Por eso no corresponde del todo a La herencia la intención de Castañeda de reducir la sucesión presidencial a un simple esquema dual: por “elección” y por “descarte”. Con ello corre el riesgo del politólogo, al que aludió Cosío Villegas, que

No logra descubrir los hechos que determinan la sucesión presidencial [pero] lejos de renunciar a explicarla racionalmente, se lanza a la suposición y aun a la fantasía. Acude, digamos, a pintar las características que debe tener un aspirante a la nominación del pri, y acaba por presentarlas con tanta seguridad que parece haberlas hallado como si estuvieran escritas en un código público o que alguien le ha revelado el secreto.3
Con la decisión de Carlos Salinas a favor de Luis Donaldo Colosio se quiere ilustrar en La herencia el primero de los tipos de sucesión que propone Castañeda:
Tal vez Salinas haya exagerado al confesar —supuestamente— cómo resolvió encaminar a Luis Donaldo a sucederle desde el instante en que lo nombró coordinador de su campaña en 1987, pero sólo en cuestión de grado y meses: la antelación salinista tiene como único parangón en esta saga la resolución echeverrista a favor de López Portillo, y ni siquiera.
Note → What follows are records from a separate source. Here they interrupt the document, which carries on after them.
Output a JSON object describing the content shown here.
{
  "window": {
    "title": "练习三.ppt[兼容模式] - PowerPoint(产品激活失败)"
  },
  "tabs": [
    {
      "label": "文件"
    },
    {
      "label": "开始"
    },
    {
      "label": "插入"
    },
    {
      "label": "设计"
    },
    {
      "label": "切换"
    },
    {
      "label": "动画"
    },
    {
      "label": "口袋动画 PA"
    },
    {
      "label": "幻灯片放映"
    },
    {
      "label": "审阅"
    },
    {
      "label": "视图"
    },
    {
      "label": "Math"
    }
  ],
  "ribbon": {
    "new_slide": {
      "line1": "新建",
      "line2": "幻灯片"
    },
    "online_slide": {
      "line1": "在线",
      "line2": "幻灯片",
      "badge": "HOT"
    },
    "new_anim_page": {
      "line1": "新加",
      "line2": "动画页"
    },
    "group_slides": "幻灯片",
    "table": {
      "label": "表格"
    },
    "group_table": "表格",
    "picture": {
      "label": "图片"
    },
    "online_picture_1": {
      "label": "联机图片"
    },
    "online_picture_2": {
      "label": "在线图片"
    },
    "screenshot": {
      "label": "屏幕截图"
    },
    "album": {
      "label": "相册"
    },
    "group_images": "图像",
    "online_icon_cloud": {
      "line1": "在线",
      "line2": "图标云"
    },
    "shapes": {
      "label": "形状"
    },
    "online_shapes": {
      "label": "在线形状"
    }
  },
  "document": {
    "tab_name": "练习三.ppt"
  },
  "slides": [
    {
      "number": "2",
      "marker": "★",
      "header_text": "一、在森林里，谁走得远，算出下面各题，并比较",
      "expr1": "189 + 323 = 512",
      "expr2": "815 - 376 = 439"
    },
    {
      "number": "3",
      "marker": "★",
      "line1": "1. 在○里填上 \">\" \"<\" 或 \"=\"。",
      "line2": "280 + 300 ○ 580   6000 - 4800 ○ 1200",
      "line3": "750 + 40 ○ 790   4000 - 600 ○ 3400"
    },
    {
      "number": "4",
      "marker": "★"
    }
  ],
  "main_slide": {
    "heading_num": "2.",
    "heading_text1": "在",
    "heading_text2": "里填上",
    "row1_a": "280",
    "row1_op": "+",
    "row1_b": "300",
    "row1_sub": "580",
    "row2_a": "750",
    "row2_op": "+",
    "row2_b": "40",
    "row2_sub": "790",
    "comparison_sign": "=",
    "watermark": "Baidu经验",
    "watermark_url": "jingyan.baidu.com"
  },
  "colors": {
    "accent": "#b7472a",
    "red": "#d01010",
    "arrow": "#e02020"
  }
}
Salinas se cuida todavía en sus alocuciones públicas; al hablar sobre la designación de Colosio, en una entrevista al Reforma a finales de 1996, aseveró: “En ese sentido —y sólo en ese sentido— puede decirse que su candidatura haya estado cuidadosamente construida por varios años”.
El segundo tipo de sucesión lo ilustra Castañeda con el caso de la candidatura de Miguel de la Madrid (1982):
López Portillo repite hasta la saciedad que, al final, permanecieron en la contienda dos aspirantes: Miguel de la Madrid, si el problema era económico, [Javier] García Paniagua, si era político… En realidad, en una clásica sucesión por descarte, López Portillo careció por completo de opciones al precipitarse los acontecimientos […] García Paniagua nunca fue un candidato viable: lo inventó López Portillo, por las razones ya expuestas y para que sus adversarios no descabezaran al único candidato sobreviviente, Miguel de la Madrid Hurtado, pero ya echada a andar la ficción, ésta cobró vida propia y hubo que actuar en consecuencia.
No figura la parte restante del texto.